I got married there some and I have very bad memory.
We wanted a small wedding and already there with one child and another on the way, we decided to get married shortly after announced. For 40 people, we knew that preparations were not going to take us a year.
My stepmother at first was very happy and very invested. She wanted us to buy lots of things and told me that if it was only a question of money, it was not a problem.
But we knew that with the rental of the room, everything would be included (dishes, dishes ...). We did not want that to 1000 euros, all inclusive (outfits, meals, alliances, room rental ...) because, for us, the importance of this day was not to to impress diners but to share a good time.
My mother in law has moved away more preparations as she saw that we did not want a ceremony with great pomp. In the end, it is completely disinterested. She was not even looking when I showed him our last shopping for decoration and always recoiled date to pick the costume of my husband. We have taken advantage of balances to find him a nice suit (one month before the wedding, it was time!).
Moreover, stepmother, who is a seamstress, was unable to care for retouching of my dress the day before the wedding. My dress was accompanied by a stole which was slightly pleated at the time of fitting. So I told him that I would spend an iron shot. She said she would take care of the home and that it would file my witness.
My witness had offered to make cakes as a wedding gift. My stepmother, dropping the dress home, was disturbed in full realization of its cakes and has noticed that she is not bothered that the cakes were not complicated. My friend, despite the nervousness, remained very polite and offered him coffee. At this time, stepmother began to tell him everything she had on the heart about marriage: that we were going too fast, it was anything ...
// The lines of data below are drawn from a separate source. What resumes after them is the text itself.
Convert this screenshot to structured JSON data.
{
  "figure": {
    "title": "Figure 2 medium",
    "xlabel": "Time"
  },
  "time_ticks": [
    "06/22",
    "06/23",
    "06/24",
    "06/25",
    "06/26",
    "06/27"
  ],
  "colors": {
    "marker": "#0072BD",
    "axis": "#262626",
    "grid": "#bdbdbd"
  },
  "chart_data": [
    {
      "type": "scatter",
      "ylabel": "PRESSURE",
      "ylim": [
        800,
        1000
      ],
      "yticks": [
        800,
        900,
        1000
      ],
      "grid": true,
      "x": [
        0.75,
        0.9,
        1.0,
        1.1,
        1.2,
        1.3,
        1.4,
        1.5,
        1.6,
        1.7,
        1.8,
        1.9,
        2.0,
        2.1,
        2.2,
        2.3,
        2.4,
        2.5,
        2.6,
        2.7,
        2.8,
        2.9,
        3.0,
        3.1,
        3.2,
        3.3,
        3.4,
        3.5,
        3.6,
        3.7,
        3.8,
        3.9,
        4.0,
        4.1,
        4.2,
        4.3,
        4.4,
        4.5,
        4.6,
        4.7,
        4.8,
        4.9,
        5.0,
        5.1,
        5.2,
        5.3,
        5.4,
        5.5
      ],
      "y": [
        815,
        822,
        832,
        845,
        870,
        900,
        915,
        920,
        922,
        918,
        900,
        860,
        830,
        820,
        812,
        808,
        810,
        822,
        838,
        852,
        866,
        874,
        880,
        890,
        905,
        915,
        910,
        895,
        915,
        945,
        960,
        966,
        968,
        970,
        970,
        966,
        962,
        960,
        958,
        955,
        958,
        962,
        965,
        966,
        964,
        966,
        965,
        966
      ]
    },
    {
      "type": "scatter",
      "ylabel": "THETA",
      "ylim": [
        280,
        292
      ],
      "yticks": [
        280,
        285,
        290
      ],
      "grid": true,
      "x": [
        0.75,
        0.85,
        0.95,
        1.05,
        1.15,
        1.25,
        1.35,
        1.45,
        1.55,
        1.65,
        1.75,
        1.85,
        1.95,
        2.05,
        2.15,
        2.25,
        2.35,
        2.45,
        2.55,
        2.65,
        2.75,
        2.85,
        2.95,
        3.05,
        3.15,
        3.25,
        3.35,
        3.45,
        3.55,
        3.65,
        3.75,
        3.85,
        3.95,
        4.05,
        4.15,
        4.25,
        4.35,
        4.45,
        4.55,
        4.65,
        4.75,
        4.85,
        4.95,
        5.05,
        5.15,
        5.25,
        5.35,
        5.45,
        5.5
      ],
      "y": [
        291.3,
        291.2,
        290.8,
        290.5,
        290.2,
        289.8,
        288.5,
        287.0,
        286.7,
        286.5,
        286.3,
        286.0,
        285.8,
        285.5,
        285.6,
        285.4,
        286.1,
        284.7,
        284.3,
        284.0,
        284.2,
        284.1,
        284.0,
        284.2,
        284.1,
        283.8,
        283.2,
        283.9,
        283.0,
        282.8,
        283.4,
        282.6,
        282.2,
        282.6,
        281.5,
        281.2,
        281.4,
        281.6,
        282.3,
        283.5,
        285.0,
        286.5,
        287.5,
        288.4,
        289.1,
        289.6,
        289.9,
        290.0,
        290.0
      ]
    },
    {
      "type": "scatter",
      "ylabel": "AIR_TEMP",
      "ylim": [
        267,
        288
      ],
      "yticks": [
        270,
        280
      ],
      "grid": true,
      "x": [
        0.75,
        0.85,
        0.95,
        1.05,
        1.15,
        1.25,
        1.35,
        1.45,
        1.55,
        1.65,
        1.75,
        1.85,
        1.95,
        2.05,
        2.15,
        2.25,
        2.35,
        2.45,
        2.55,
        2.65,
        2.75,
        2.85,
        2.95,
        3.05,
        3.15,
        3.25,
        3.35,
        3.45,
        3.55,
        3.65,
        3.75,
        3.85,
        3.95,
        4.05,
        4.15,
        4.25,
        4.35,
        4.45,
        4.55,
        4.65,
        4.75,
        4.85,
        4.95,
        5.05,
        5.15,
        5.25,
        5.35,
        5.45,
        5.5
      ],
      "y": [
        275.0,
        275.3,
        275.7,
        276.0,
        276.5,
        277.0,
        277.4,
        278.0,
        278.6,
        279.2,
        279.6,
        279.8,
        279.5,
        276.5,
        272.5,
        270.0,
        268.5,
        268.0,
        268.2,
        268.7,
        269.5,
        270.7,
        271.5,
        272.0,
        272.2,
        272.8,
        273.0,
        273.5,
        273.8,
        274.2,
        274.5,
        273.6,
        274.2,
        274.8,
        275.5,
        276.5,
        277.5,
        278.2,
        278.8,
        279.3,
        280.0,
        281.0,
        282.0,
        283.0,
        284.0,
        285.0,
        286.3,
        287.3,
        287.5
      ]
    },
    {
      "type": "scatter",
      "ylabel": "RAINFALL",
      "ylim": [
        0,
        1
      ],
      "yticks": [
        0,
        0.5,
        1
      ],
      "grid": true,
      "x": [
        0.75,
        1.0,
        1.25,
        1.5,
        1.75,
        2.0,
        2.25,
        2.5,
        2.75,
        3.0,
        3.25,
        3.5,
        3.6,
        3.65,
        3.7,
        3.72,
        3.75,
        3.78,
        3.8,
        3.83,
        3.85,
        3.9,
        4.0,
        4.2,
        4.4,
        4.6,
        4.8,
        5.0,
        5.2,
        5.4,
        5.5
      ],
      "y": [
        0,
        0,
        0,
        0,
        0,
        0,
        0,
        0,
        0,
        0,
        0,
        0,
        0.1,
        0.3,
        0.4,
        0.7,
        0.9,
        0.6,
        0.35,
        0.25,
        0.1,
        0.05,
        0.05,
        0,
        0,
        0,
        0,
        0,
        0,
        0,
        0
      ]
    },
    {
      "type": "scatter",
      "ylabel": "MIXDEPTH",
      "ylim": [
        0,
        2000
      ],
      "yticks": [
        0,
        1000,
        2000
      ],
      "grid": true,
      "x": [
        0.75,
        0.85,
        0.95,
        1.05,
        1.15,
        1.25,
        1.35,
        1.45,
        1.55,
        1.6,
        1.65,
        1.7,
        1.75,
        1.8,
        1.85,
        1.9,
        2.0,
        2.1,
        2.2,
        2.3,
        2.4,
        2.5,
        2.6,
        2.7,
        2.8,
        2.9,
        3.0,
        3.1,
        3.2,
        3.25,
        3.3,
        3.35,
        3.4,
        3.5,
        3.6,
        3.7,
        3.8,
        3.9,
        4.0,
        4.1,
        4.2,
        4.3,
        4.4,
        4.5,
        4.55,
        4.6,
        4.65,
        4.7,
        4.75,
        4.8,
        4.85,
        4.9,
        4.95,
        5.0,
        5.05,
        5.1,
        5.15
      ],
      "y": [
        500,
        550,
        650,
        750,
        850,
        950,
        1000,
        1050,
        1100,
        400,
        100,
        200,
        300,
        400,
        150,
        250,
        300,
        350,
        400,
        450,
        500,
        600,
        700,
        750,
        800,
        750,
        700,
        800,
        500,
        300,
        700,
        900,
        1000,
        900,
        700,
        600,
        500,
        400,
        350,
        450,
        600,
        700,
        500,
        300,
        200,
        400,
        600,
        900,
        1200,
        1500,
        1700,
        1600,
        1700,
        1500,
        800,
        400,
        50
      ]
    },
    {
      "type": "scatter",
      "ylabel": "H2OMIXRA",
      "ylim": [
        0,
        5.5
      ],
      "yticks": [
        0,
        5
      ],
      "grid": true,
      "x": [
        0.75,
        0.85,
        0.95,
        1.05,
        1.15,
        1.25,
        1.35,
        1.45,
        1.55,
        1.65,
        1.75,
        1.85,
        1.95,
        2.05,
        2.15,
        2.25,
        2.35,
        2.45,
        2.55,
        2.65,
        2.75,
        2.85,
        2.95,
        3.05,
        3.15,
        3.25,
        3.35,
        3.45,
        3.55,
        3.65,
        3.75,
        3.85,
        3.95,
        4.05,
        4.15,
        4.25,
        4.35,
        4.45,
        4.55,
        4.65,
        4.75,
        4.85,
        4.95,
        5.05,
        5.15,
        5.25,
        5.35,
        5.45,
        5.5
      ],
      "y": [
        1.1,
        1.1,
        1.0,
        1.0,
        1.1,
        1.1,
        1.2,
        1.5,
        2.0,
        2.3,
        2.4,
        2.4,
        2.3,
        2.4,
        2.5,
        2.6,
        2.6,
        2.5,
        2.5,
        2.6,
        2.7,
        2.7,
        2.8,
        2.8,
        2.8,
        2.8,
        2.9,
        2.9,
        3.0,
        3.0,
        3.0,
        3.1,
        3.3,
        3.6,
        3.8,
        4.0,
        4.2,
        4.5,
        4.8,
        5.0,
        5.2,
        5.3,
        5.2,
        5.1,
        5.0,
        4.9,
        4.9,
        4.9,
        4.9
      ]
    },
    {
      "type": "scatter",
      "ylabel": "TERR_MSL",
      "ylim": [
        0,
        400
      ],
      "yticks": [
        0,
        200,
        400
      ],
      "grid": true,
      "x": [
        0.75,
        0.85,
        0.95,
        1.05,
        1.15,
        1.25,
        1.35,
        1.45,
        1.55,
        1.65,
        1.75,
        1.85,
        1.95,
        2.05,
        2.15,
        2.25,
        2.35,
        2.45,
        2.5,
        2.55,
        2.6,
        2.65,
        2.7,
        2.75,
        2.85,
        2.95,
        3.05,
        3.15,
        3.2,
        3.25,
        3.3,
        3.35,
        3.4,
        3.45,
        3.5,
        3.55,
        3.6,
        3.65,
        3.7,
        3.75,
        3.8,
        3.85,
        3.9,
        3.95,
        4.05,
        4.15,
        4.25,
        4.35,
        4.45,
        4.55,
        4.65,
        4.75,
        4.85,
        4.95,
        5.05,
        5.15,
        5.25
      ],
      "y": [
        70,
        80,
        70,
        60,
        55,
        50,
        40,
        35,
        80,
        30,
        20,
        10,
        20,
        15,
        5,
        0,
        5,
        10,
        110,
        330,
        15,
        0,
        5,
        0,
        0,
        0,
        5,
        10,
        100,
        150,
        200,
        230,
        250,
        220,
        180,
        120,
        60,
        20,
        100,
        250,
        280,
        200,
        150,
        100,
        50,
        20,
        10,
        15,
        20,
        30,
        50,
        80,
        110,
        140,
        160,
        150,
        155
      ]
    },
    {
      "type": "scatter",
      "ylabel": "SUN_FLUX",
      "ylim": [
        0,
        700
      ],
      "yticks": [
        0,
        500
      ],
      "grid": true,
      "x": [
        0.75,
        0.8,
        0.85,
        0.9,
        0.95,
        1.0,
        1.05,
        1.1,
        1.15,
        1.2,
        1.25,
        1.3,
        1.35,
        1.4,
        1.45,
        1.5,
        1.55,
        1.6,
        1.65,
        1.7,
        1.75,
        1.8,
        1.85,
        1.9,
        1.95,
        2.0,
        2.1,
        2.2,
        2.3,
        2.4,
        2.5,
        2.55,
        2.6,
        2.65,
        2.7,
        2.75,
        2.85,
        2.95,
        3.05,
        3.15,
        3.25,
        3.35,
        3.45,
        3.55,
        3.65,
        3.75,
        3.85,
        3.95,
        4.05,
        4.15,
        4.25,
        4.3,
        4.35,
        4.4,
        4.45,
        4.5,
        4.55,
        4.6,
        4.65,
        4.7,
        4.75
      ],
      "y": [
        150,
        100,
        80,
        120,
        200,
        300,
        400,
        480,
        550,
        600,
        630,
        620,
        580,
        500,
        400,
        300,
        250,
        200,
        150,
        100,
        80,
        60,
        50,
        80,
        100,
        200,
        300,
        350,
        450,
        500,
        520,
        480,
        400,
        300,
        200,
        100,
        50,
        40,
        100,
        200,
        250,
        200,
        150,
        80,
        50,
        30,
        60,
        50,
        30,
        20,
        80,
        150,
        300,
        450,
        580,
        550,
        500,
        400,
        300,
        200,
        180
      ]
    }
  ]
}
Marriage in the morning, my parents came to help us to prepare for my mother we had put together a cold buffet. Stepmother, which went to his little turn, knew nothing do besides criticize the organization. My mother was holding the slap because she did not want to spoil this day.
At 11 am, we prepared with my friend, along with my other witness 30 minutes before leaving, I finally discovered my dress. I'm not even sure she really touched this dress: my crumpled scarf was wrapped around the handlebars. We had to wash it in fourth gear, dry it with a hair dryer and ironing board.
Throughout the evening, my mother did not let a word. She did not even helped anything.
The next day she came eating and do not help us to store. She told me that it was a shame to end on Sunday at 16h and that if I was tired, I had to go to bed and let others continue to party: "you wanted absolutely pregnant marry it must now assume. "
And, of course, not even a gift or a card, or a financial contribution. Which old witch!
I learned later that she had never loved me and had done everything that I keep a bad memory of my marriage. Today, my husband hardly speaks more to his mother.